The Annual International Berkeley Undergraduate Prize for Architectural Design Excellence 2018
Berkeley Prize 2018

Wandilise Kona Proposal

A Cathartic Architectural Language in a Democratic South Africa

The social art of architecture is simply the alteration of spatial meaning. This is to say that, it’s the process in which an architect renders a specific space with an enlightening meaning and intention, through architectural intervention. Thus through this process the architect subsequently blurs out unnecessary thresholds within a given society.

The intriguing fact about this alteration is that, there's always an evident translation from one spatial meaning to another. This then indicates that, an architect is never working on voided space, but merely translating one interpretation of space to another. Hence an architect is always charged with outlining a new foundation of meaning for a brighter future. Having understood the social art of architecture, one should consider what the outlining constituents of spatial meaning are or, what gives meaning to a space. In Architecture, space is never defined in isolation. The meaning of space is tightly tied to its immediate eco-system; its existing people, nature, artefacts, set of events and function. These constituents are inevitably what make up the host of space, which in architecture is termed as the context or site.

I have selected two buildings from The City of Johannesburg in South Africa; The Constitution Hill Women's Jail by Kate Otten Architects and The Hector Pieterson Museum by Mashabane Rose Architects. These are two buildings that exemplify architectural resilience in South Africa over the past decade. The buildings come into existence during a paradigm shift in the South African landscape; after the fall of the apartheid government. Therefore these are buildings that particularly celebrate the fight against oppression in a new democratic South Africa. This suggests that, the emergence of the buildings primarily deals with the translation of spatial function from one meaning to another. Now of course, this spatial alteration is deemed to be positive, for if it were not so it would defeat the purpose of architecture.

The Constitution Hill Women's Jail is a contemporary office building that serves as a new alteration to an old British jail located in The City of Johannesburg. This is where South African women activists were once imprisoned during the apartheid regime. The old jail has ceased to function as a jail and is currently deemed as a national heritage building, and The Constitution Hill Women's Jail is a new extension to this building. Essentially the new alteration is built on a historically brutal site and offers a cathartic experience with its new spatial function. The winged office building currently provides office space to human rights commissions such as the Commission for Gender Equality. Therefore the office building offers a daily opportunity to restore human dignity, and serves as a prompt for reconciliation - in a context that was once of terror.

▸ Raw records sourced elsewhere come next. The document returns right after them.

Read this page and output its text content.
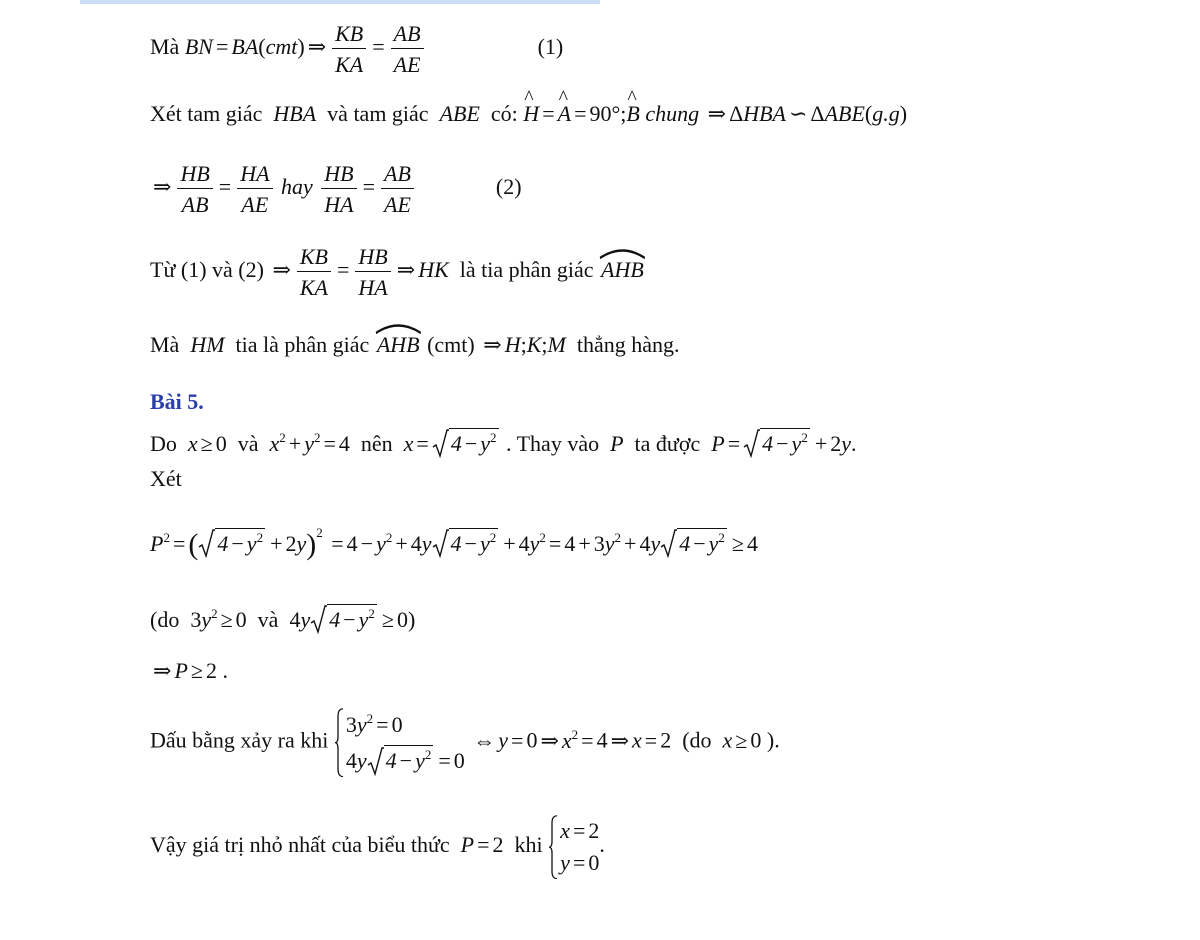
Mà BN = BA(cmt) ⇒ $\frac{KB}{KA} = \frac{AB}{AE}$	(1)
Xét tam giác  HBA  và tam giác  ABE  có: ^ H = ^ A = 90°;^ B chung ⇒ ΔHBA ∽ ΔABE(g.g)
⇒ $\frac{HB}{AB} = \frac{HA}{AE}$ hay $\frac{HB}{HA} = \frac{AB}{AE}$	(2)
Từ (1) và (2) ⇒ $\frac{KB}{KA} = \frac{HB}{HA}$ ⇒ HK  là tia phân giác AHB
Mà  HM  tia là phân giác AHB (cmt) ⇒ H;K;M  thẳng hàng.
Bài 5.
Do  x ≥ 0  và  $x^2 + y^2 = 4$  nên  $x = 4 - y^2$ . Thay vào  P  ta được  $P = 4 - y^2 + 2y$.
Xét
$P^2$ = ( $4 - y^2 + 2y)^2 = 4 - y^2 + 4y$ $4 - y^2 + 4y^2 = 4 + 3y^2 + 4y$ $4 - y^2 \ge 4$
(do  $3y^2 \ge 0$  và  4y $4 - y^2 \ge 0$)
⇒ P ≥ 2 .
Dấu bằng xảy ra khi
$3y^2 = 0$
4y $4 - y^2 = 0$
⇔ y = 0 ⇒ $x^2 = 4$ ⇒ x = 2  (do  x ≥ 0 ).
Vậy giá trị nhỏ nhất của biểu thức  P = 2  khi
x = 2
y = 0
.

The second building is The Hector Pieterson Museum by Mashabane Rose Architects. The museum named after a student during the apartheid regime is located in Soweto; a historically rich township in The City of Johannesburg. The building is a minimalistic redbrick double volume massing that sits on the edge of a spacious courtyard memorial that welcomes its visitors. The building serves as a national memorial of the student uprising that occurred in the year 1976; where hundreds of high school pupils marched the streets of Soweto in prompt of a democratic South Africa. Hector Pieterson was the first recorded pupil to be killed by the apartheid police. Thus the museum doesn't only honour the youth that laid down their lives for a democratic South Africa but celebrates the victory thereof. What is particularly intriguing about the Hector Pieterson Museum is that the building typifies the social art of architecture through visual memory and storytelling. In a sense, the buildings selected typify the social art of architecture in a very similar fashion; which is providing healing and enlightenment to space as the sun would to flowers after a stormy climate.

Bibliography: (2009). 10 years 100 buildings. Cape Town.: Bell-Roberts Publishing.

Deckler, T. Graupner, A. Rasmuss, H. (2006). Contemporary South African

Architecture in a Landscape of Transition. Cape Town.: Double Storey Books.